NECİP F. BAHADIR | YORUM
İşadamını bu kadar üzgün görmemişti. Üzgün ne kelime, dağılmıştı resmen. Ne yapacağını bilemiyordu. Gözleri nemleniyordu. Kendini tutamıyordu. “Ya Rabbi! Canımı al da bu dertten kurtar beni!” diye yalvarıyordu.
Hayır, mallarını kaçırdığı falan yoktu. Bir yanlış anlaşılma olmalıydı. Ama anlat anlatabilirsen… ‘Bir hafta süre’ demişti. Geriye bir kaç gün kaldı. Boşa koydu dolmadı, doluya koydu almadı. Tam bir çıkmazdaydı.
Psikolojik olarak çökmüştü. Onca mal mülk neye yarardı. Kolay mı bir anda nakite çevirmek! Sıradan bir vatandaş olmayı ne çok isterdi. Fakat kader mi, bahtı mı? Payına ağlamak, dövünmek düştü.
Perişan halini duyunca ben de üzüldüm.
Ne diyeyim, sadece anaları, babaları değil büyük patronları bile ağlatan bir düzen… KKM rezaletini bir uzman, “Hem denize düştük hem de yılan ısırdı!” şeklinde yorumluyordu.

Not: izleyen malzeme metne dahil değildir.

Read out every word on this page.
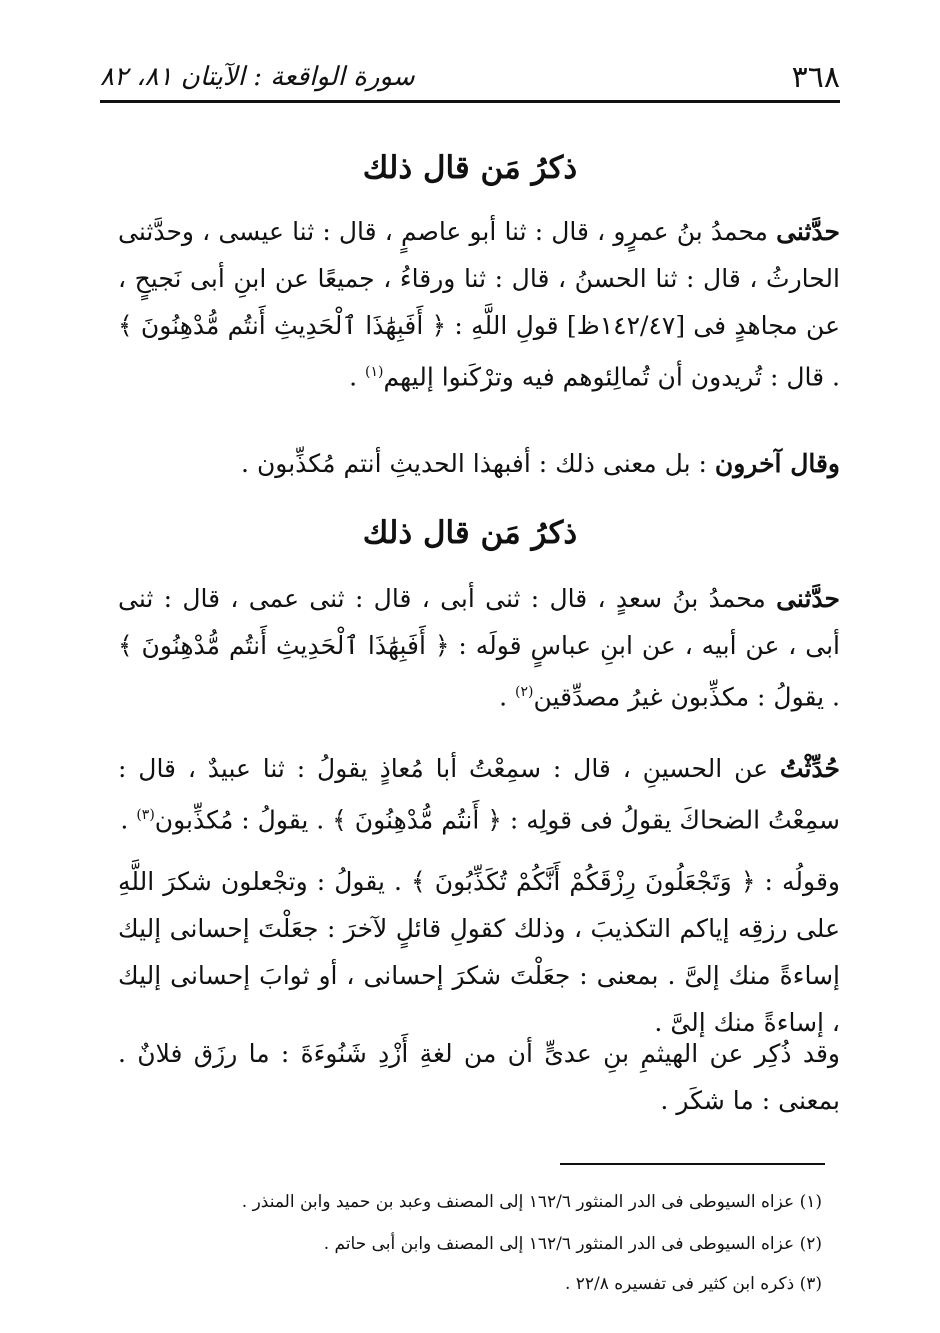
٣٦٨
سورة الواقعة : الآيتان ٨١، ٨٢
ذكرُ مَن قال ذلك

حدَّثنى محمدُ بنُ عمرٍو ، قال : ثنا أبو عاصمٍ ، قال : ثنا عيسى ، وحدَّثنى الحارثُ ، قال : ثنا الحسنُ ، قال : ثنا ورقاءُ ، جميعًا عن ابنِ أبى نَجيحٍ ، عن مجاهدٍ فى [١٤٢/٤٧ظ] قولِ اللَّهِ : ﴿ أَفَبِهَٰذَا ٱلْحَدِيثِ أَنتُم مُّدْهِنُونَ ﴾ . قال : تُريدون أن تُمالِئوهم فيه وترْكَنوا إليهم$^{(١)}$ .

وقال آخرون : بل معنى ذلك : أفبهذا الحديثِ أنتم مُكذِّبون .

ذكرُ مَن قال ذلك

حدَّثنى محمدُ بنُ سعدٍ ، قال : ثنى أبى ، قال : ثنى عمى ، قال : ثنى أبى ، عن أبيه ، عن ابنِ عباسٍ قولَه : ﴿ أَفَبِهَٰذَا ٱلْحَدِيثِ أَنتُم مُّدْهِنُونَ ﴾ . يقولُ : مكذِّبون غيرُ مصدِّقين$^{(٢)}$ .

حُدِّثْتُ عن الحسينِ ، قال : سمِعْتُ أبا مُعاذٍ يقولُ : ثنا عبيدٌ ، قال : سمِعْتُ الضحاكَ يقولُ فى قولِه : ﴿ أَنتُم مُّدْهِنُونَ ﴾ . يقولُ : مُكذِّبون$^{(٣)}$ .

وقولُه : ﴿ وَتَجْعَلُونَ رِزْقَكُمْ أَنَّكُمْ تُكَذِّبُونَ ﴾ . يقولُ : وتجْعلون شكرَ اللَّهِ على رزقِه إياكم التكذيبَ ، وذلك كقولِ قائلٍ لآخرَ : جعَلْتَ إحسانى إليك إساءةً منك إلىَّ . بمعنى : جعَلْتَ شكرَ إحسانى ، أو ثوابَ إحسانى إليك ، إساءةً منك إلىَّ .

وقد ذُكِر عن الهيثمِ بنِ عدىٍّ أن من لغةِ أَزْدِ شَنُوءَةَ : ما رزَق فلانٌ . بمعنى : ما شكَر .

(١) عزاه السيوطى فى الدر المنثور ١٦٢/٦ إلى المصنف وعبد بن حميد وابن المنذر .
(٢) عزاه السيوطى فى الدر المنثور ١٦٢/٦ إلى المصنف وابن أبى حاتم .
(٣) ذكره ابن كثير فى تفسيره ٢٢/٨ .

Bir iktisatçı “Gerçek maliyeti hesaplamak imkansızdır. Yüksek enflasyon, servet transferi, gelir dağılımındaki bozulma, güven kaybı, ahlaki çürüme, beyin göçü… Bunların maddi hesabı yapılamaz!” diyordu.

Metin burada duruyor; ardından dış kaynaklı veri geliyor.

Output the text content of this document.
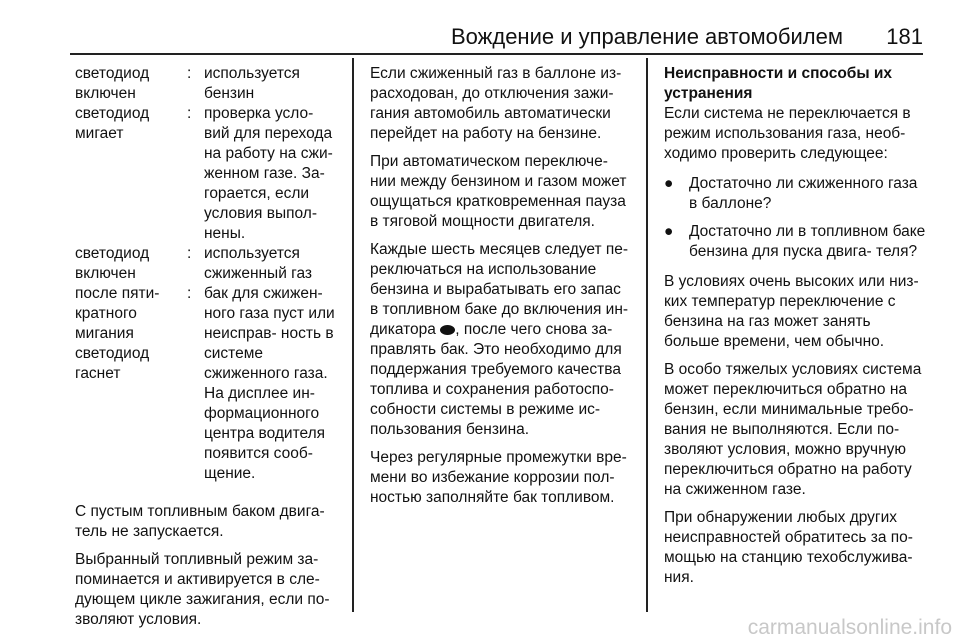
Вождение и управление автомобилем 181
светодиод включен
: используется бензин
светодиод мигает
: проверка усло- вий для перехода на работу на сжи- женном газе. За- горается, если условия выпол- нены.
светодиод включен
: используется сжиженный газ
после пяти- кратного мигания светодиод гаснет
: бак для сжижен- ного газа пуст или неисправ- ность в системе сжиженного газа. На дисплее ин- формационного центра водителя появится сооб- щение.

С пустым топливным баком двига- тель не запускается.

Выбранный топливный режим за- поминается и активируется в сле- дующем цикле зажигания, если по- зволяют условия.

Если сжиженный газ в баллоне из- расходован, до отключения зажи- гания автомобиль автоматически перейдет на работу на бензине.

При автоматическом переключе- нии между бензином и газом может ощущаться кратковременная пауза в тяговой мощности двигателя.

Каждые шесть месяцев следует пе- реключаться на использование бензина и вырабатывать его запас в топливном баке до включения ин- дикатора , после чего снова за- правлять бак. Это необходимо для поддержания требуемого качества топлива и сохранения работоспо- собности системы в режиме ис- пользования бензина.

Через регулярные промежутки вре- мени во избежание коррозии пол- ностью заполняйте бак топливом.

Неисправности и способы их устранения

Если система не переключается в режим использования газа, необ- ходимо проверить следующее:

● Достаточно ли сжиженного газа в баллоне?
● Достаточно ли в топливном баке бензина для пуска двига- теля?

В условиях очень высоких или низ- ких температур переключение с бензина на газ может занять больше времени, чем обычно.

В особо тяжелых условиях система может переключиться обратно на бензин, если минимальные требо- вания не выполняются. Если по- зволяют условия, можно вручную переключиться обратно на работу на сжиженном газе.

При обнаружении любых других неисправностей обратитесь за по- мощью на станцию техобслужива- ния.

carmanualsonline.info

Bedeli kim ödedi? Hatayı yapan mı? Bile bile lades diyen mi? Bir adım ötesini göremeyen, “Ben ekonomistim” diyen mi? Hatadan dönüldü diye sevinelim mi?
Sonuna düşünmeyen, bile isteye yanlış yapana acınır mı? Neyse konumuz bu değil. Yazının girişine koyduğum notu da bugün ete kemiğe büründürmeyeceğim. Vaktini bekleyecek…
Yıllar önce bir başkası, “Ceketimi alıp gitmeyi, o kadar çok isterdim ki… Ama yapamam…”
Hayret, senin gibi biri haa… Na kadar şaşırmıştım bu sözleri duyduğumda. Onca mal mülk neye yarar ki… Bu durumlara düştükten sonra…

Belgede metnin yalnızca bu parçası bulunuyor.